As a general matter in a Bivens action, "[t]he statute of limitations begins to run when the plaintiff knows or has reason to know of the existence and cause of the injury which is the basis of his action," i.e., "when he should have discovered it through the exercise of reasonable diligence." Id. at 969 (citations omitted). But where, as here, the Bivens action is based on an "allegedly unconstitutional conviction . . . . or . . . other harm caused by actions whose unlawfulness would render a conviction or sentence invalid," the cause of action does not accrue until "the conviction or sentence has . . . been invalidated." Heck, 512 U.S. at 486-87. In the present case, Wilkins's conviction was invalidated based on the Batson violation when the court issued its order according him a new trial, and therefore the statute of limitations began to run on February 26, 1997.(1) He filed the present suit more than two years after that date, rendering the action untimely, see Meade, 841 F.2d at 1522, and we discern no grounds under Oklahoma law for the tolling of the two-year limitations period, see Resolution Trust Corp. v. Grant, 901 P.2d 807, 813 (Okla. 1995) (stating that under Oklahoma law the statute of limitations in tort cases is tolled until the injured party knows or in the exercise of reasonable diligence should have known of the injury). Wilkins's invocation of Heck, 512 U.S. at 494 (Souter, J., concurring), for the proposition that the present cause of action did not accrue until the court granted the government's motion to dismiss the charges against him is therefore misplaced. The district court thus correctly dismissed Wilkins's suit as untimely. Because we so hold, we need not reach appellees' other arguments for dismissing the instant action.
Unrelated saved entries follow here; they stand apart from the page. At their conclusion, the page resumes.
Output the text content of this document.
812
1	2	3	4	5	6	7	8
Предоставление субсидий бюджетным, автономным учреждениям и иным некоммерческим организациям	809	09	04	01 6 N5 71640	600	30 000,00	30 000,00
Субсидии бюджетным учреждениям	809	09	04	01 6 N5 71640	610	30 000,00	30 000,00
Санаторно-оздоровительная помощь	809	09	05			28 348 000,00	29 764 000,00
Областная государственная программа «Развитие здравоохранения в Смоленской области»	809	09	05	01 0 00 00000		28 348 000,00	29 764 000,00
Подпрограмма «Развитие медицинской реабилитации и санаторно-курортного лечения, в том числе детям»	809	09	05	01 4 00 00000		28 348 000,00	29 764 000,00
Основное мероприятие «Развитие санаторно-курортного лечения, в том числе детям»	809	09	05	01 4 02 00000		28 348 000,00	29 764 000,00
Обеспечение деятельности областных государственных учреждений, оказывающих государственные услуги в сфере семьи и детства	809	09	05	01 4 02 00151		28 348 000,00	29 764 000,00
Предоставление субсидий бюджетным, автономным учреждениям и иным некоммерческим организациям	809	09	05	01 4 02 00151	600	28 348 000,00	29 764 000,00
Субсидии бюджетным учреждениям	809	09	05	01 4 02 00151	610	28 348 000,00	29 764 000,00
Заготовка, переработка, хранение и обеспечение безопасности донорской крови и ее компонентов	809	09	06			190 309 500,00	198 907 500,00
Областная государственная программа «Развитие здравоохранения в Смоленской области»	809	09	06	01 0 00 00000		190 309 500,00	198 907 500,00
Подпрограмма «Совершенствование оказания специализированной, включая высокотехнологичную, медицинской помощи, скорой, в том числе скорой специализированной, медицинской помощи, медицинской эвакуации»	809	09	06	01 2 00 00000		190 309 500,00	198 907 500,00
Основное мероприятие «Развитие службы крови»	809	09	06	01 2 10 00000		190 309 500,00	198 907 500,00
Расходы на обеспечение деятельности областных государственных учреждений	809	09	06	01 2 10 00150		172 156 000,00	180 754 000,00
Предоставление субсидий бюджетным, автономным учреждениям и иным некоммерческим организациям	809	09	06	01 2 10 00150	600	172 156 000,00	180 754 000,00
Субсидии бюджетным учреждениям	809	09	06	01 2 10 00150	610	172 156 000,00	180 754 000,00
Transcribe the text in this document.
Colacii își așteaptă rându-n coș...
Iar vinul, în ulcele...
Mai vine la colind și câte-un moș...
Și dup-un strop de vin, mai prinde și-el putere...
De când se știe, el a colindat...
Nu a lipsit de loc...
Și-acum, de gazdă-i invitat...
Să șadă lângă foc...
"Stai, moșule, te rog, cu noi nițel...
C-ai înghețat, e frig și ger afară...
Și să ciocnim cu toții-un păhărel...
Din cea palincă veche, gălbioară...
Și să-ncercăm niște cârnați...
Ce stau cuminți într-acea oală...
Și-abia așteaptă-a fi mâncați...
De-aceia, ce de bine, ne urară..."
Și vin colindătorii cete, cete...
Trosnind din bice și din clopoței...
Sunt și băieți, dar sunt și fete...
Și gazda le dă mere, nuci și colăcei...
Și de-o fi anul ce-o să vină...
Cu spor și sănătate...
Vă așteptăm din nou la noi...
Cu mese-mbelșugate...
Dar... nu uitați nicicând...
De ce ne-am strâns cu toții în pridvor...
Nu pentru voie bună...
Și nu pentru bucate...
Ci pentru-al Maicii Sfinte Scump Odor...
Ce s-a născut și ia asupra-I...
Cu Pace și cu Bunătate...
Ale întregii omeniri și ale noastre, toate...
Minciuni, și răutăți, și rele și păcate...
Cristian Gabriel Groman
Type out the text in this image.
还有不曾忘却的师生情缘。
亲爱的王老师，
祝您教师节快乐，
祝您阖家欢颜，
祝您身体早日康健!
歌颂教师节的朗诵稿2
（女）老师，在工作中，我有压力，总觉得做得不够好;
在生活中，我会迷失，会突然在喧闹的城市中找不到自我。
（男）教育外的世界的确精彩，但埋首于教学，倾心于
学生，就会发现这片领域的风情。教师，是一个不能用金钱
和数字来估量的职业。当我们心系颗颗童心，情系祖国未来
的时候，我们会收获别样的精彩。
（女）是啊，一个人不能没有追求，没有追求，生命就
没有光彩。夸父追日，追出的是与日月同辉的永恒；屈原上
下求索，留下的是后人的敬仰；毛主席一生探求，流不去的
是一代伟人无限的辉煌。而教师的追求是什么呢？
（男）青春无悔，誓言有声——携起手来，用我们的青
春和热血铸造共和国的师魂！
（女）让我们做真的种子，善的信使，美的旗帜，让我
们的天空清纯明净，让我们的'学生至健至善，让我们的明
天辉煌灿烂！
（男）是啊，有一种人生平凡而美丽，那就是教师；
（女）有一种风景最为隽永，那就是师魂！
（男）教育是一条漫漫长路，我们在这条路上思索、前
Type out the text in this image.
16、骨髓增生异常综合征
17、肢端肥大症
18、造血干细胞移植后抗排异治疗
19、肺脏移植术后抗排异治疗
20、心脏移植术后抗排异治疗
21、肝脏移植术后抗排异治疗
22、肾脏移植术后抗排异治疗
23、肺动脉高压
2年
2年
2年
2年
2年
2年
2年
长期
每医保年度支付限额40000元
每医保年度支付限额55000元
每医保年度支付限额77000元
The judgment of the district court is AFFIRMED.
The mandate shall issue forthwith.
ENTERED FOR THE COURT
Carlos F. Lucero
Circuit Judge
*. The case is unanimously ordered submitted without oral argument pursuant to Fed. R. App. P. 34(a)(2) and 10th Cir. R. 34.1(G). This order and judgment is not binding precedent, except under the doctrines of law of the case, res judicata, and collateral estoppel. The court generally disfavors the citation of orders and judgments; nevertheless, an order and judgment may be cited under the terms and conditions of 10th Cir. R. 36.3.
1. This is not a case in which Heck precludes a Bivens claim "relating to pending charges when a judgment in favor of the plaintiff would necessarily imply the invalidity of any conviction or sentence that might result from prosecution of the pending charges." Beck v. City of Muskogee Police Dep't, 195 F.3d 553, 557 (10th Cir. 1999). We noted in Beck that "[s]uch claims arise at the time the charges are dismissed," id., and therefore that is the moment of accrual for statute of limitations purposes in such cases. In the present case, by contrast, the Batson violation underlying Wilkins's civil rights action only invalidated his first trial and does not bear on the validity of any subsequent trial.